And Sheogorath is the most coolest and most boss thing ever. EVER.
Yep. Pretty much. It's harder than you might think to present a good Prince of Madness, but Bethesda's pulled it off consistently well in all three Elder Scrolls games in which he's appeared.
Stupid Sheogorath and his crazy riddles and forks and waistcoats and crap. There aren't even any crossbows in the game, how the Hell are you supposed to recognize that?
And those stupid tombstones were one of the first things I ever genuinely needed an online guide to figure out. Stupid alternate dimension and it's stupid save-scumming puzzles. Daggerfall was a rogue-like, I swear.
I'm surprised you didn't mention that the "starfield" all around is actually a big black box surrounding the map.
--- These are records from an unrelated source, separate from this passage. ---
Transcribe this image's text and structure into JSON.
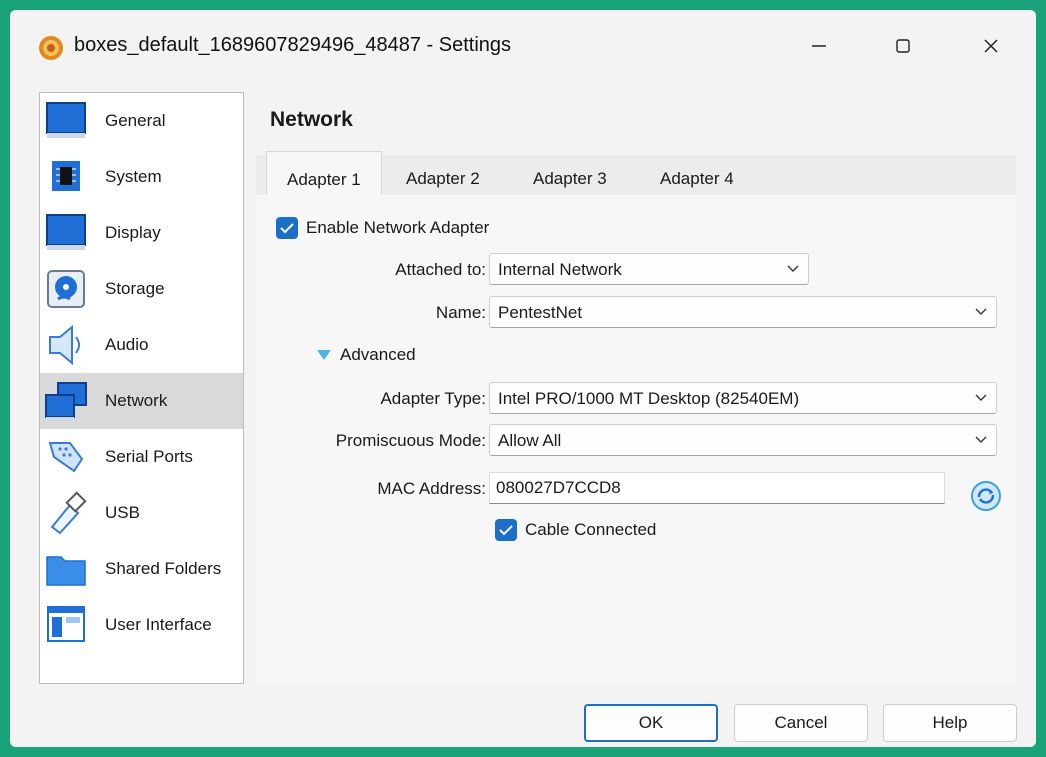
{
  "window": {
    "title": "boxes_default_1689607829496_48487 - Settings",
    "icons": {
      "app": "virtualbox-gear-icon",
      "minimize": "minimize-icon",
      "maximize": "maximize-icon",
      "close": "close-icon"
    }
  },
  "sidebar": {
    "items": [
      {
        "label": "General",
        "icon": "general-icon"
      },
      {
        "label": "System",
        "icon": "system-chip-icon"
      },
      {
        "label": "Display",
        "icon": "display-monitor-icon"
      },
      {
        "label": "Storage",
        "icon": "storage-disk-icon"
      },
      {
        "label": "Audio",
        "icon": "audio-speaker-icon"
      },
      {
        "label": "Network",
        "icon": "network-icon",
        "selected": true
      },
      {
        "label": "Serial Ports",
        "icon": "serial-port-icon"
      },
      {
        "label": "USB",
        "icon": "usb-icon"
      },
      {
        "label": "Shared Folders",
        "icon": "folder-icon"
      },
      {
        "label": "User Interface",
        "icon": "user-interface-icon"
      }
    ]
  },
  "panel": {
    "title": "Network",
    "tabs": [
      {
        "label": "Adapter 1",
        "active": true
      },
      {
        "label": "Adapter 2"
      },
      {
        "label": "Adapter 3"
      },
      {
        "label": "Adapter 4"
      }
    ],
    "enable_adapter": {
      "label": "Enable Network Adapter",
      "checked": true
    },
    "attached_to": {
      "label": "Attached to:",
      "value": "Internal Network"
    },
    "name": {
      "label": "Name:",
      "value": "PentestNet"
    },
    "advanced": {
      "label": "Advanced",
      "expanded": true
    },
    "adapter_type": {
      "label": "Adapter Type:",
      "value": "Intel PRO/1000 MT Desktop (82540EM)"
    },
    "promiscuous_mode": {
      "label": "Promiscuous Mode:",
      "value": "Allow All"
    },
    "mac_address": {
      "label": "MAC Address:",
      "value": "080027D7CCD8"
    },
    "cable_connected": {
      "label": "Cable Connected",
      "checked": true
    }
  },
  "buttons": {
    "ok": "OK",
    "cancel": "Cancel",
    "help": "Help"
  },
  "colors": {
    "accent": "#1b6fc7",
    "frame": "#1aa37a",
    "selected_row": "#d9d9d9"
  }
}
If you manage to levitate far enough out, you'll run into it and register it on your map.
It's Sheogorath, it doesn't
have to make sense...
I think I mentioned running into the star wall at one point, but that was just a bit of a throwaway. It does help make it that much more disorienting, though...
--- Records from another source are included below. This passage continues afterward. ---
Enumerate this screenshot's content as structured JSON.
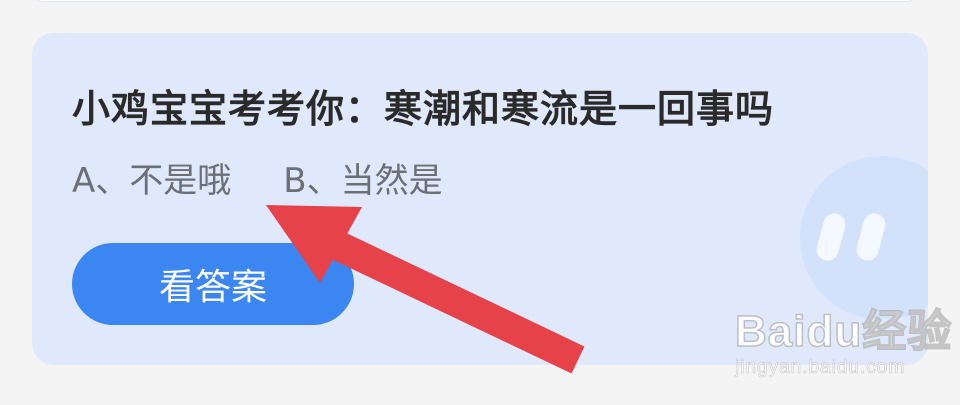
{
  "quiz": {
    "question": "小鸡宝宝考考你：寒潮和寒流是一回事吗",
    "options": [
      "A、不是哦",
      "B、当然是"
    ],
    "answer_button_label": "看答案"
  },
  "watermark": {
    "logo": "Baidu经验",
    "url": "jingyan.baidu.com"
  },
  "colors": {
    "page_background": "#f4f4f5",
    "card_background": "#dfe9fb",
    "button": "#3b86f0",
    "arrow": "#e6424a",
    "mascot": "#cfe0fa"
  }
}
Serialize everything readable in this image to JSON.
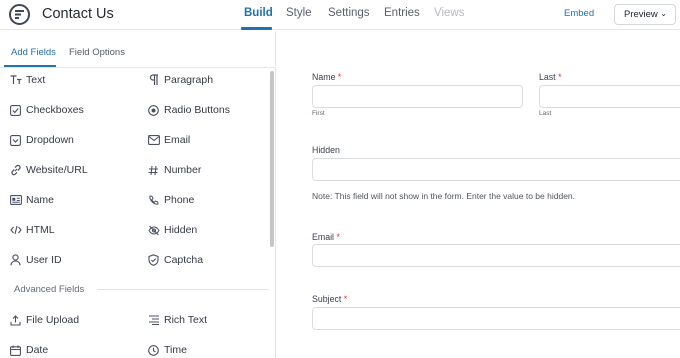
{
  "header": {
    "title": "Contact Us",
    "tabs": [
      {
        "label": "Build",
        "state": "active"
      },
      {
        "label": "Style",
        "state": "normal"
      },
      {
        "label": "Settings",
        "state": "normal"
      },
      {
        "label": "Entries",
        "state": "normal"
      },
      {
        "label": "Views",
        "state": "disabled"
      }
    ],
    "embed_label": "Embed",
    "preview_label": "Preview",
    "preview_chevron": "⌄"
  },
  "sidebar": {
    "tabs": {
      "add_fields": "Add Fields",
      "field_options": "Field Options"
    },
    "fields": [
      {
        "label": "Text",
        "icon": "text-icon"
      },
      {
        "label": "Paragraph",
        "icon": "paragraph-icon"
      },
      {
        "label": "Checkboxes",
        "icon": "checkbox-icon"
      },
      {
        "label": "Radio Buttons",
        "icon": "radio-icon"
      },
      {
        "label": "Dropdown",
        "icon": "dropdown-icon"
      },
      {
        "label": "Email",
        "icon": "email-icon"
      },
      {
        "label": "Website/URL",
        "icon": "link-icon"
      },
      {
        "label": "Number",
        "icon": "hash-icon"
      },
      {
        "label": "Name",
        "icon": "id-card-icon"
      },
      {
        "label": "Phone",
        "icon": "phone-icon"
      },
      {
        "label": "HTML",
        "icon": "code-icon"
      },
      {
        "label": "Hidden",
        "icon": "eye-slash-icon"
      },
      {
        "label": "User ID",
        "icon": "user-icon"
      },
      {
        "label": "Captcha",
        "icon": "shield-icon"
      }
    ],
    "advanced_title": "Advanced Fields",
    "advanced_fields": [
      {
        "label": "File Upload",
        "icon": "upload-icon"
      },
      {
        "label": "Rich Text",
        "icon": "rich-text-icon"
      },
      {
        "label": "Date",
        "icon": "calendar-icon"
      },
      {
        "label": "Time",
        "icon": "clock-icon"
      }
    ]
  },
  "form": {
    "name_label": "Name",
    "first_label": "Last",
    "required_mark": "*",
    "first_sublabel": "First",
    "last_sublabel": "Last",
    "hidden_label": "Hidden",
    "hidden_note": "Note: This field will not show in the form. Enter the value to be hidden.",
    "email_label": "Email",
    "subject_label": "Subject"
  },
  "colors": {
    "accent": "#2271b1",
    "required": "#d63638"
  }
}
Well, this was fun to read. It ended a bit anticlimactically, I think, but I wasn't the one playing.
No, that's pretty much how the game ends. No great video of Numidium coming out and doing the bidding of the one who controls the Totem, no massive power crushing armies, no Underking confronting it and taking its heart to give himself final rest (which happens, even though the game doesn't bother
mentioning it...).
I don't think Maccabeus e'er got around to mentioning, but all the random dungeons are made up of hooked-together pregen blocks. so, semi-roguelike. Also with the RG quests, etc.
I mentioned the modular dungeons once or twice. It isn't hugely intrusive at first (and it helped that I'd forgotten most of them since last I played), but it doesn't take long for the
déja vu to set in during a playthrough.